Indians occupying the Bureau of Indian Affairs building urged President Nixon tonight to help find a solution in the impasse between the demonstrators and federal officials, who have given the Indians an ultimatum to evacuate by tomorrow morning.

Dennis Banks, field director for the American Indian Movement, said the Indians were rejecting the latest overture from the government, an offer of an interdepartmental auditorium--the same facility proffered repeatedly in the last four days--with the addition of shower facilities.

350 in Building

Banks said if the Indians had agreed to move into the auditorium, federal officials would have arranged for them an appointment with Interior Secretary Rogers C. B. Morton.

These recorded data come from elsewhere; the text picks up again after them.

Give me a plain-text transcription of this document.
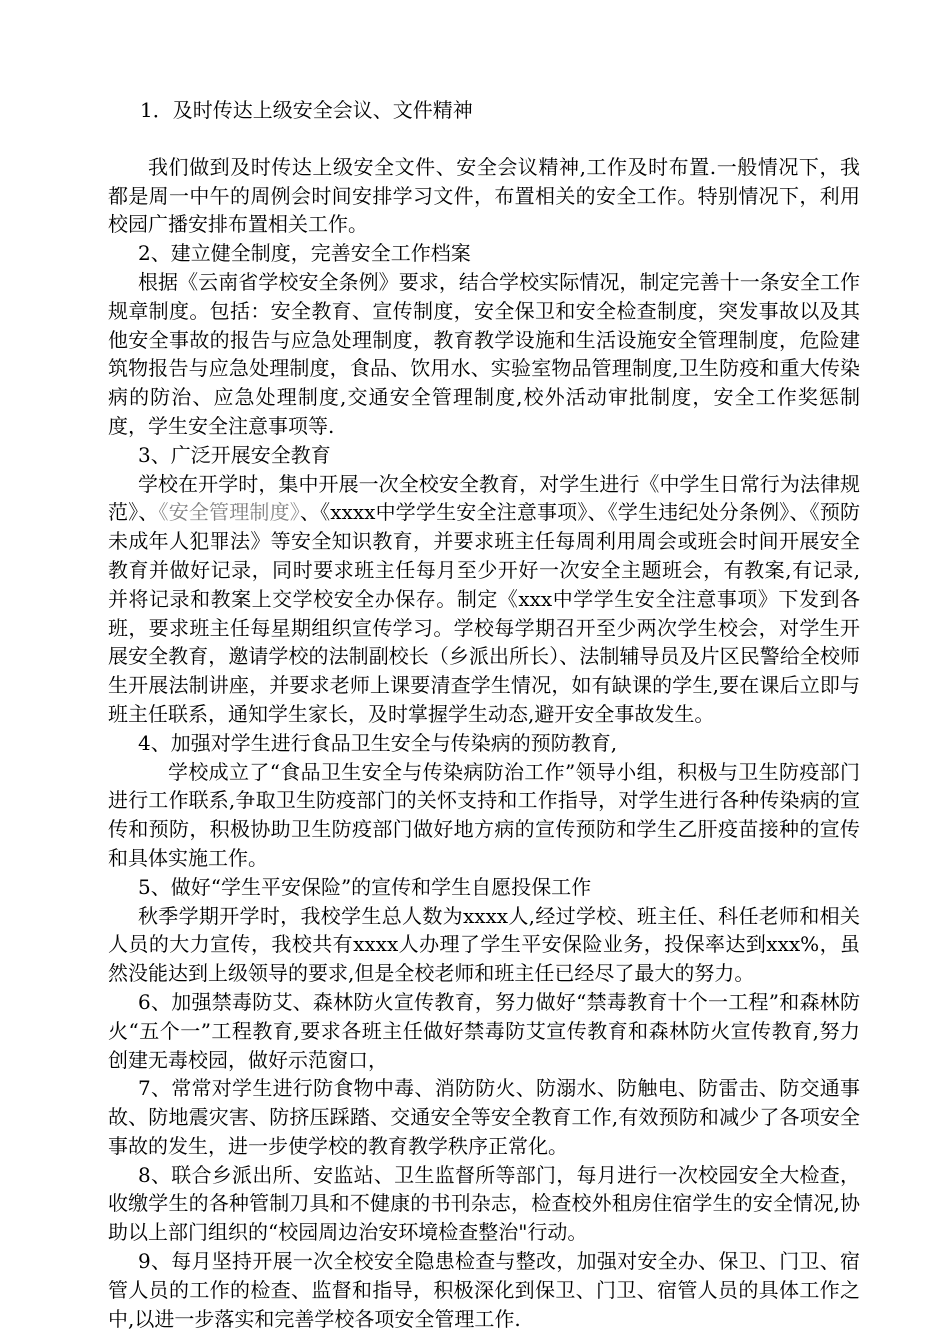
1．及时传达上级安全会议、文件精神

我们做到及时传达上级安全文件、安全会议精神,工作及时布置.一般情况下，我都是周一中午的周例会时间安排学习文件，布置相关的安全工作。特别情况下，利用校园广播安排布置相关工作。

2、建立健全制度，完善安全工作档案

根据《云南省学校安全条例》要求，结合学校实际情况，制定完善十一条安全工作规章制度。包括：安全教育、宣传制度，安全保卫和安全检查制度，突发事故以及其他安全事故的报告与应急处理制度，教育教学设施和生活设施安全管理制度，危险建筑物报告与应急处理制度，食品、饮用水、实验室物品管理制度,卫生防疫和重大传染病的防治、应急处理制度,交通安全管理制度,校外活动审批制度，安全工作奖惩制度，学生安全注意事项等.

3、广泛开展安全教育

学校在开学时，集中开展一次全校安全教育，对学生进行《中学生日常行为法律规范》、《安全管理制度》、《xxxx中学学生安全注意事项》、《学生违纪处分条例》、《预防未成年人犯罪法》等安全知识教育，并要求班主任每周利用周会或班会时间开展安全教育并做好记录，同时要求班主任每月至少开好一次安全主题班会，有教案,有记录,并将记录和教案上交学校安全办保存。制定《xxx中学学生安全注意事项》下发到各班，要求班主任每星期组织宣传学习。学校每学期召开至少两次学生校会，对学生开展安全教育，邀请学校的法制副校长（乡派出所长）、法制辅导员及片区民警给全校师生开展法制讲座，并要求老师上课要清查学生情况，如有缺课的学生,要在课后立即与班主任联系，通知学生家长，及时掌握学生动态,避开安全事故发生。

4、加强对学生进行食品卫生安全与传染病的预防教育,

学校成立了“食品卫生安全与传染病防治工作”领导小组，积极与卫生防疫部门进行工作联系,争取卫生防疫部门的关怀支持和工作指导，对学生进行各种传染病的宣传和预防，积极协助卫生防疫部门做好地方病的宣传预防和学生乙肝疫苗接种的宣传和具体实施工作。

5、做好“学生平安保险”的宣传和学生自愿投保工作

秋季学期开学时，我校学生总人数为xxxx人,经过学校、班主任、科任老师和相关人员的大力宣传，我校共有xxxx人办理了学生平安保险业务，投保率达到xxx%，虽然没能达到上级领导的要求,但是全校老师和班主任已经尽了最大的努力。

6、加强禁毒防艾、森林防火宣传教育，努力做好“禁毒教育十个一工程”和森林防火“五个一”工程教育,要求各班主任做好禁毒防艾宣传教育和森林防火宣传教育,努力创建无毒校园，做好示范窗口，

7、常常对学生进行防食物中毒、消防防火、防溺水、防触电、防雷击、防交通事故、防地震灾害、防挤压踩踏、交通安全等安全教育工作,有效预防和减少了各项安全事故的发生，进一步使学校的教育教学秩序正常化。

8、联合乡派出所、安监站、卫生监督所等部门，每月进行一次校园安全大检查，收缴学生的各种管制刀具和不健康的书刊杂志，检查校外租房住宿学生的安全情况,协助以上部门组织的“校园周边治安环境检查整治"行动。

9、每月坚持开展一次全校安全隐患检查与整改，加强对安全办、保卫、门卫、宿管人员的工作的检查、监督和指导，积极深化到保卫、门卫、宿管人员的具体工作之中,以进一步落实和完善学校各项安全管理工作.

An estimated 200 Indians took over the BIA building last Thursday as part of a protest against "life in a white-dominated America." The number inside the building today was put at about 350.

Banks said no new negotiations are planned, and that appointments the Indians said had been arranged with top White House assistant John Ehrlichman and Leonard Garment, his minority-affairs consultant, have been canceled. He said the Indians did not know the reason, but an Interior Department spokesman said the appointments were never arranged.

"Both this administration and our caravan are backed up against the election," Banks said. "Zero hour is too close to provide meaningful discussion.

Meet in Teepee

"The government wants this building, they don't care about us."

The Indians' policy council met for 45 minutes tonight within the teepee set up on the BIA lawn to mull over the latest offer from the federal negotiators.

During that time, they refined the wording of the telegram they were sending to Nixon. It asks him to appoint a special 12-member committee to oversee the situation, including five government representatives and seven Indians.

It also asks that a meeting of the commission be convened by Nixon by no later than 8 a.m. tomorrow--the newest deadline for evacuation of the building. Nixon is at the Western White House in San Clemente, Cal.

Ultimatum Is Given

A government spokesman said after offering the latest proposal that if the Indians rejected it, a federal judge would be asked to sign a contempt order giving marshals authority to eject the demonstrators from the building.

Vernon Bellecourt, national coordinator of the American Indian Movement, told newsman earlier tonight that Erlichman and Garment had agreed to meet with the Indians. The government said no such meeting had been arranged.